Passengers who fly aboard planes that recirculate the air in the cabin are no more likely to catch colds than travelers on aircraft that pump in fresh air, a study suggests.

Still, all of the air travelers in the study got a lot of colds _ significantly more than would be expected in those who don't fly.

Health experts have long suspected that recirculated air carries more germs and causes more colds.

Researchers called the latest findings encouraging because planes that pump in fresh air are being phased out in favor of less costly, more fuel-efficient models with ventilation systems that recirculate air.

"Recirculation of cabin air did not emerge as a risk factor for the development of upper respiratory-tract infection symptoms in our study," wrote Dr. Jessica Nutik Zitter of the University of California at San Francisco and her colleagues.

The study, published in today's Journal of the American Medical Association, involved questionnaires given to 1,100 passengers leaving the San Francisco area and traveling to Denver between January and April 1999.

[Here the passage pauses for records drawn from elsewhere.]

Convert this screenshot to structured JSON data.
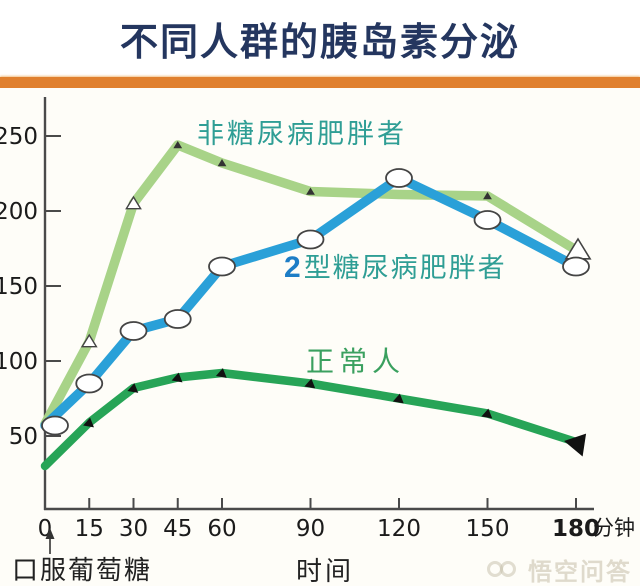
{
  "header": {
    "title": "不同人群的胰岛素分泌"
  },
  "page": {
    "watermark": "悟空问答"
  },
  "colors": {
    "title": "#24365f",
    "divider_orange": "#e0802f",
    "left_strip_red": "#d64638",
    "axis": "#4a4a4a",
    "tick_text": "#1b1b1b",
    "nondiabetic_line": "#a8d388",
    "t2dm_line": "#2aa0d8",
    "normal_line": "#27a457",
    "teal_label": "#2f9e95",
    "blue_label": "#1d7dc6",
    "green_label": "#3aa05f"
  },
  "annotations": {
    "nondiabetic": {
      "text": "非糖尿病肥胖者"
    },
    "t2dm": {
      "prefix": "2",
      "rest": "型糖尿病肥胖者"
    },
    "normal": {
      "text": "正常人"
    }
  },
  "chart_data": {
    "type": "line",
    "title": "不同人群的胰岛素分泌",
    "x": [
      0,
      15,
      30,
      45,
      60,
      90,
      120,
      150,
      180
    ],
    "x_unit": "分钟",
    "xlabel": "时间",
    "x_origin_note": "口服葡萄糖",
    "yticks": [
      50,
      100,
      150,
      200,
      250
    ],
    "ylim": [
      0,
      270
    ],
    "xtick_bold": [
      180
    ],
    "grid": false,
    "legend_position": "inline-annotations",
    "series": [
      {
        "name": "非糖尿病肥胖者",
        "color": "#a8d388",
        "marker": "open-triangle",
        "values": [
          58,
          113,
          205,
          244,
          232,
          213,
          211,
          210,
          174
        ]
      },
      {
        "name": "2型糖尿病肥胖者",
        "color": "#2aa0d8",
        "marker": "open-ellipse",
        "values": [
          57,
          85,
          120,
          128,
          163,
          181,
          222,
          194,
          163
        ]
      },
      {
        "name": "正常人",
        "color": "#27a457",
        "marker": "filled-triangle",
        "values": [
          30,
          59,
          82,
          89,
          92,
          85,
          75,
          65,
          46
        ]
      }
    ]
  }
}
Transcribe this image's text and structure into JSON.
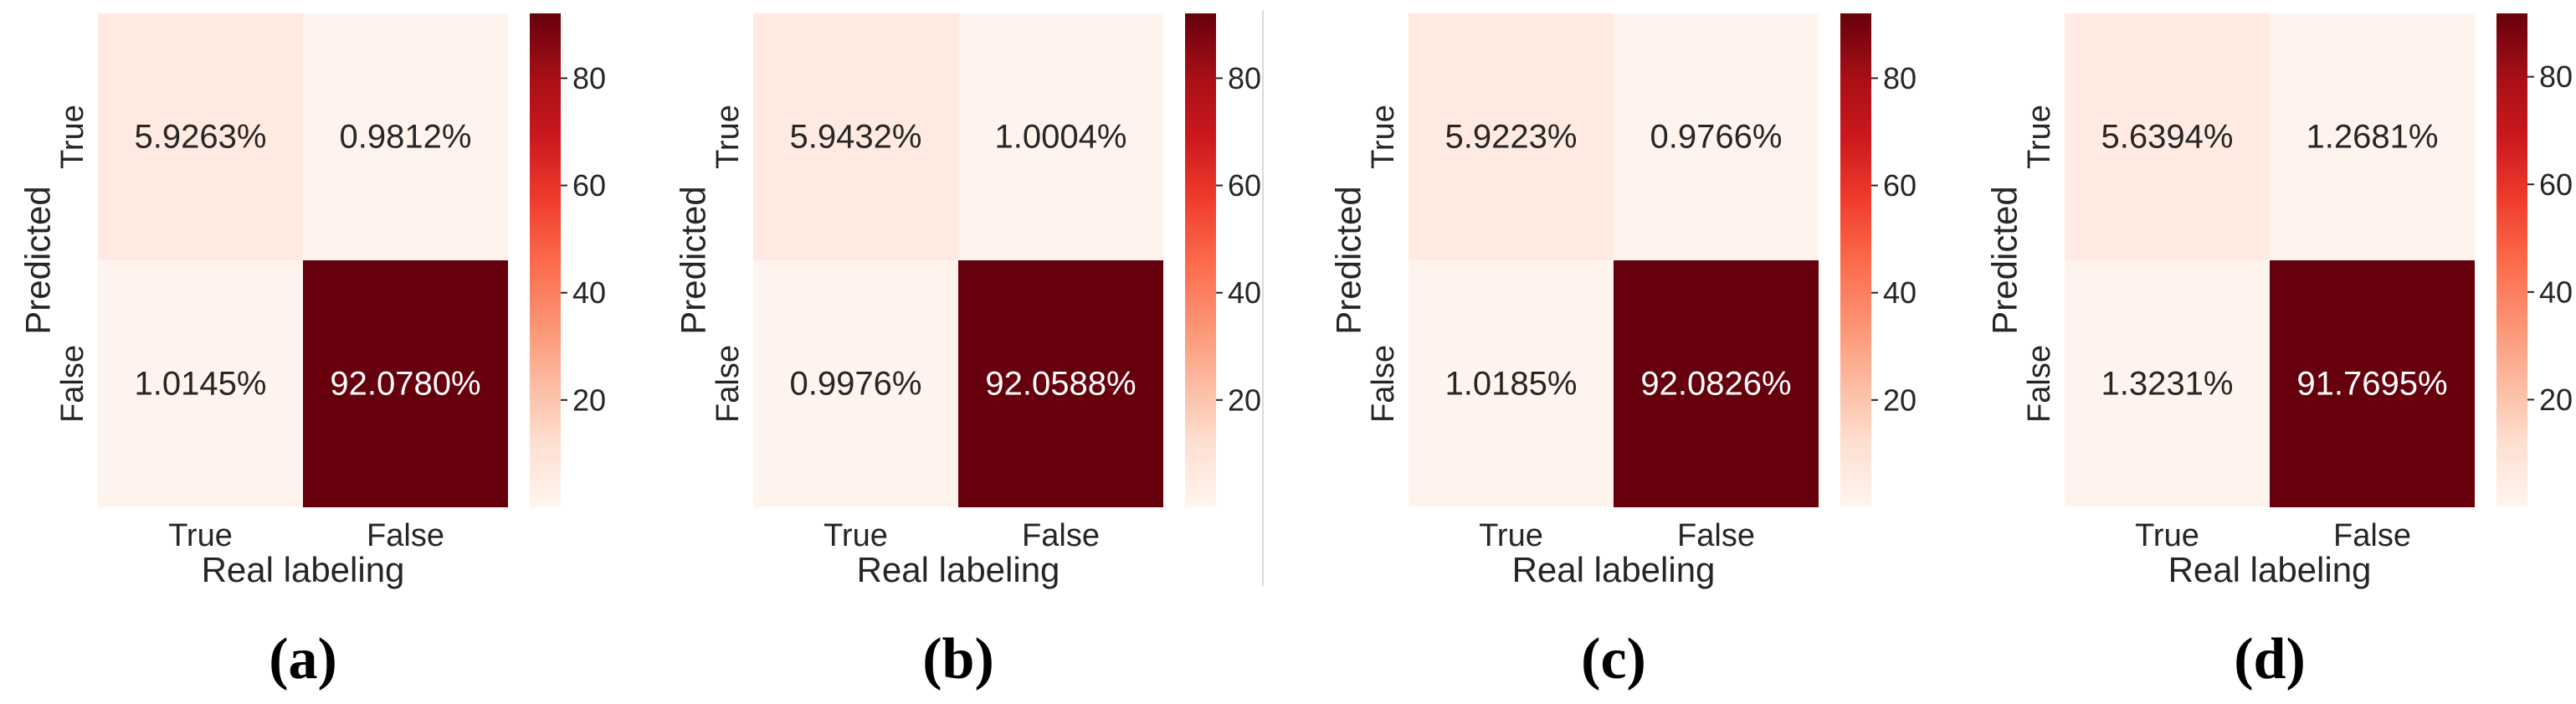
{
  "chart_data": [
    {
      "type": "heatmap",
      "panel_label": "(a)",
      "xlabel": "Real labeling",
      "ylabel": "Predicted",
      "x_tick_labels": [
        "True",
        "False"
      ],
      "y_tick_labels": [
        "True",
        "False"
      ],
      "matrix": [
        [
          5.9263,
          0.9812
        ],
        [
          1.0145,
          92.078
        ]
      ],
      "cell_labels": [
        [
          "5.9263%",
          "0.9812%"
        ],
        [
          "1.0145%",
          "92.0780%"
        ]
      ],
      "colorbar": {
        "min": 0,
        "max": 92.08,
        "ticks": [
          20,
          40,
          60,
          80
        ],
        "tick_labels": [
          "20",
          "40",
          "60",
          "80"
        ],
        "colormap": "Reds"
      }
    },
    {
      "type": "heatmap",
      "panel_label": "(b)",
      "xlabel": "Real labeling",
      "ylabel": "Predicted",
      "x_tick_labels": [
        "True",
        "False"
      ],
      "y_tick_labels": [
        "True",
        "False"
      ],
      "matrix": [
        [
          5.9432,
          1.0004
        ],
        [
          0.9976,
          92.0588
        ]
      ],
      "cell_labels": [
        [
          "5.9432%",
          "1.0004%"
        ],
        [
          "0.9976%",
          "92.0588%"
        ]
      ],
      "colorbar": {
        "min": 0,
        "max": 92.08,
        "ticks": [
          20,
          40,
          60,
          80
        ],
        "tick_labels": [
          "20",
          "40",
          "60",
          "80"
        ],
        "colormap": "Reds"
      }
    },
    {
      "type": "heatmap",
      "panel_label": "(c)",
      "xlabel": "Real labeling",
      "ylabel": "Predicted",
      "x_tick_labels": [
        "True",
        "False"
      ],
      "y_tick_labels": [
        "True",
        "False"
      ],
      "matrix": [
        [
          5.9223,
          0.9766
        ],
        [
          1.0185,
          92.0826
        ]
      ],
      "cell_labels": [
        [
          "5.9223%",
          "0.9766%"
        ],
        [
          "1.0185%",
          "92.0826%"
        ]
      ],
      "colorbar": {
        "min": 0,
        "max": 92.08,
        "ticks": [
          20,
          40,
          60,
          80
        ],
        "tick_labels": [
          "20",
          "40",
          "60",
          "80"
        ],
        "colormap": "Reds"
      }
    },
    {
      "type": "heatmap",
      "panel_label": "(d)",
      "xlabel": "Real labeling",
      "ylabel": "Predicted",
      "x_tick_labels": [
        "True",
        "False"
      ],
      "y_tick_labels": [
        "True",
        "False"
      ],
      "matrix": [
        [
          5.6394,
          1.2681
        ],
        [
          1.3231,
          91.7695
        ]
      ],
      "cell_labels": [
        [
          "5.6394%",
          "1.2681%"
        ],
        [
          "1.3231%",
          "91.7695%"
        ]
      ],
      "colorbar": {
        "min": 0,
        "max": 91.77,
        "ticks": [
          20,
          40,
          60,
          80
        ],
        "tick_labels": [
          "20",
          "40",
          "60",
          "80"
        ],
        "colormap": "Reds"
      }
    }
  ]
}
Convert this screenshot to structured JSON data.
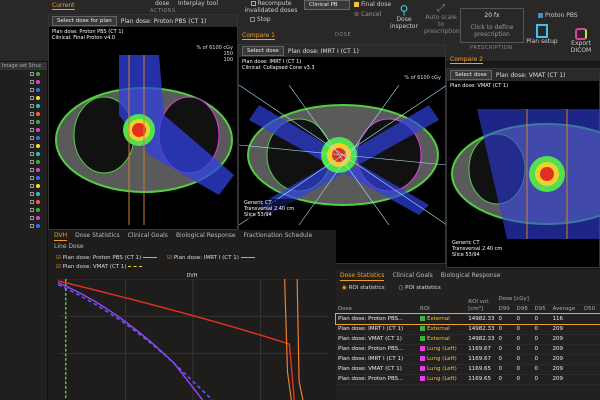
{
  "toolbar": {
    "actions_label": "ACTIONS",
    "dose_label": "DOSE",
    "prescription_label": "PRESCRIPTION",
    "interplay_tool": "Interplay tool",
    "dose": "dose",
    "recompute": "Recompute invalidated doses",
    "stop": "Stop",
    "clinical": "Clinical PB",
    "final_dose": "Final dose",
    "cancel": "Cancel",
    "dose_inspector": "Dose inspector",
    "auto_scale": "Auto scale to prescription",
    "fractions": "20 fx",
    "define_prescription": "Click to define prescription",
    "plan_type": "Proton PBS",
    "plan_setup": "Plan setup",
    "export": "Export DICOM"
  },
  "left_panel": {
    "header_a": "Image set",
    "header_b": "Struc",
    "roi_colors": [
      "#3cb043",
      "#e040e0",
      "#3070ff",
      "#f0e020",
      "#30c0c0",
      "#ff6030",
      "#3cb043",
      "#e040e0",
      "#3070ff",
      "#f0e020",
      "#30c0c0",
      "#3cb043",
      "#e040e0",
      "#3070ff",
      "#f0e020",
      "#30c0c0",
      "#ff6030",
      "#3cb043",
      "#e040e0",
      "#3070ff"
    ]
  },
  "views": [
    {
      "tab": "Current",
      "select": "Select dose for plan",
      "plan": "Plan dose: Proton PBS (CT 1)",
      "info1": "Plan dose: Proton PBS (CT 1)",
      "info2": "Clinical: Final Proton v4.0",
      "scale": "% of 6100 cGy",
      "scale_values": [
        "150",
        "100"
      ]
    },
    {
      "tab": "Compare 1",
      "select": "Select dose",
      "plan": "Plan dose: IMRT I (CT 1)",
      "info1": "Plan dose: IMRT I (CT 1)",
      "info2": "Clinical: Collapsed Cone v3.3",
      "scale": "% of 6100 cGy",
      "overlay1": "Generic CT",
      "overlay2": "Transversal 2.40 cm",
      "overlay3": "Slice 53/94"
    },
    {
      "tab": "Compare 2",
      "select": "Select dose",
      "plan": "Plan dose: VMAT (CT 1)",
      "info1": "Plan dose: VMAT (CT 1)",
      "overlay1": "Generic CT",
      "overlay2": "Transversal 2.40 cm",
      "overlay3": "Slice 53/94"
    }
  ],
  "dvh": {
    "tabs": [
      "DVH",
      "Dose Statistics",
      "Clinical Goals",
      "Biological Response",
      "Fractionation Schedule",
      "Line Dose"
    ],
    "legend": [
      "Plan dose: Proton PBS (CT 1)",
      "Plan dose: IMRT I (CT 1)",
      "Plan dose: VMAT (CT 1)"
    ],
    "xlabel": "DVH"
  },
  "stats": {
    "tabs": [
      "Dose Statistics",
      "Clinical Goals",
      "Biological Response"
    ],
    "radio_roi": "ROI statistics",
    "radio_poi": "POI statistics",
    "headers": [
      "Dose",
      "ROI",
      "ROI vol. [cm³]",
      "D99",
      "D98",
      "D95",
      "Average",
      "D50"
    ],
    "dose_unit": "Dose [cGy]",
    "rows": [
      {
        "dose": "Plan dose: Proton PBS...",
        "roi": "External",
        "color": "#3cb043",
        "vol": "14982.33",
        "d99": "0",
        "d98": "0",
        "d95": "0",
        "avg": "116"
      },
      {
        "dose": "Plan dose: IMRT I (CT 1)",
        "roi": "External",
        "color": "#3cb043",
        "vol": "14982.33",
        "d99": "0",
        "d98": "0",
        "d95": "0",
        "avg": "209"
      },
      {
        "dose": "Plan dose: VMAT (CT 1)",
        "roi": "External",
        "color": "#3cb043",
        "vol": "14982.33",
        "d99": "0",
        "d98": "0",
        "d95": "0",
        "avg": "209"
      },
      {
        "dose": "Plan dose: Proton PBS...",
        "roi": "Lung (Left)",
        "color": "#e040e0",
        "vol": "1169.67",
        "d99": "0",
        "d98": "0",
        "d95": "0",
        "avg": "209"
      },
      {
        "dose": "Plan dose: IMRT I (CT 1)",
        "roi": "Lung (Left)",
        "color": "#e040e0",
        "vol": "1169.67",
        "d99": "0",
        "d98": "0",
        "d95": "0",
        "avg": "209"
      },
      {
        "dose": "Plan dose: VMAT (CT 1)",
        "roi": "Lung (Left)",
        "color": "#e040e0",
        "vol": "1169.65",
        "d99": "0",
        "d98": "0",
        "d95": "0",
        "avg": "209"
      },
      {
        "dose": "Plan dose: Proton PBS...",
        "roi": "Lung (Left)",
        "color": "#e040e0",
        "vol": "1169.65",
        "d99": "0",
        "d98": "0",
        "d95": "0",
        "avg": "209"
      }
    ]
  }
}
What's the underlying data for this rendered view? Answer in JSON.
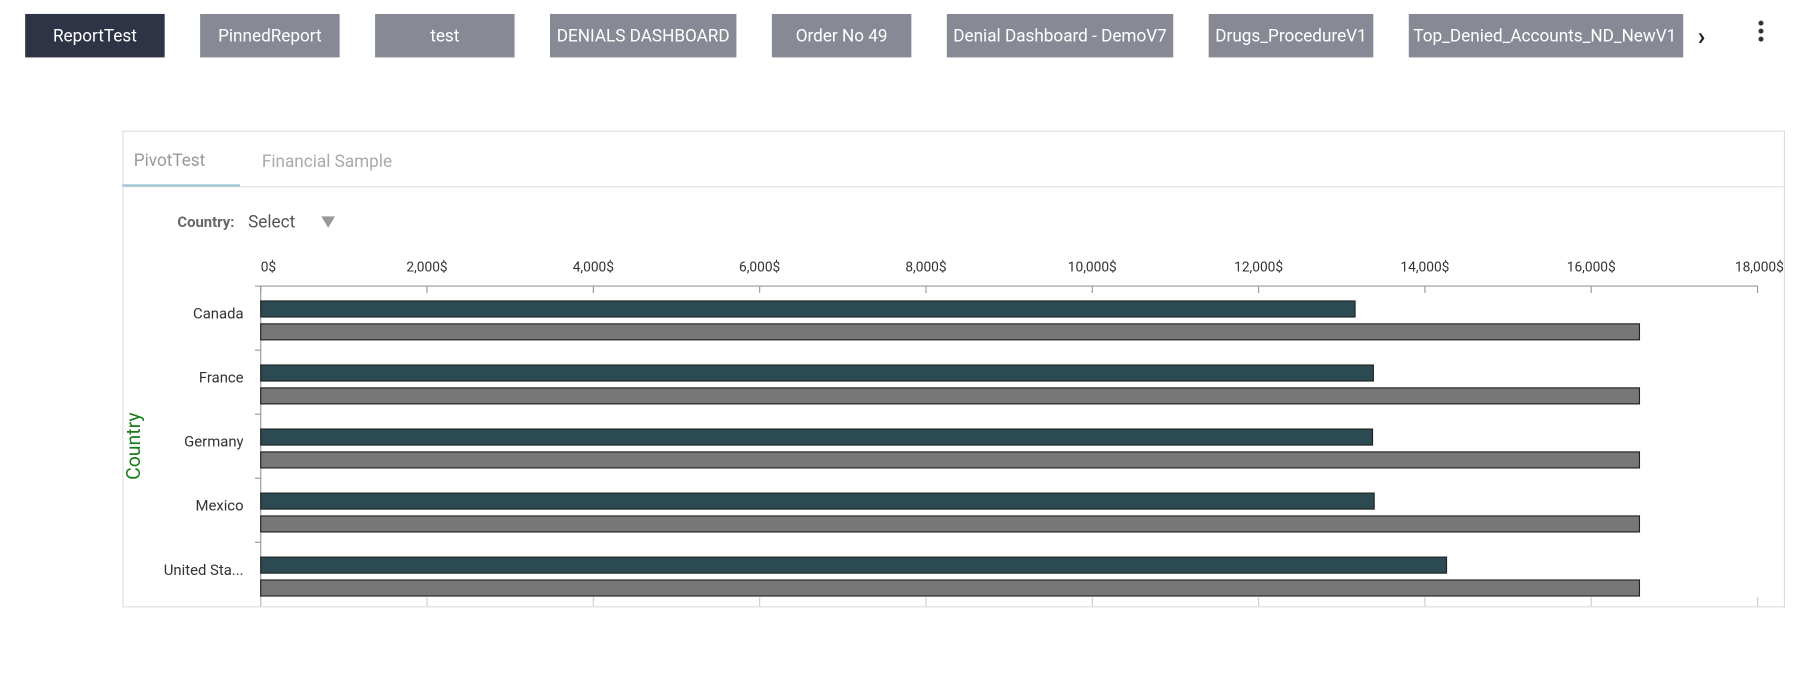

A week after their flights, 21 percent of the fresh-air passengers and 19 percent of the recirculated-air passengers reported having a cold.

The researchers said the incidence of colds in nontravelers is about 3 percent.

Researchers said the high number of colds among passengers in both groups could result from factors unrelated to cabin air, such as stress, sleep loss or poor eating habits sometimes associated with travel.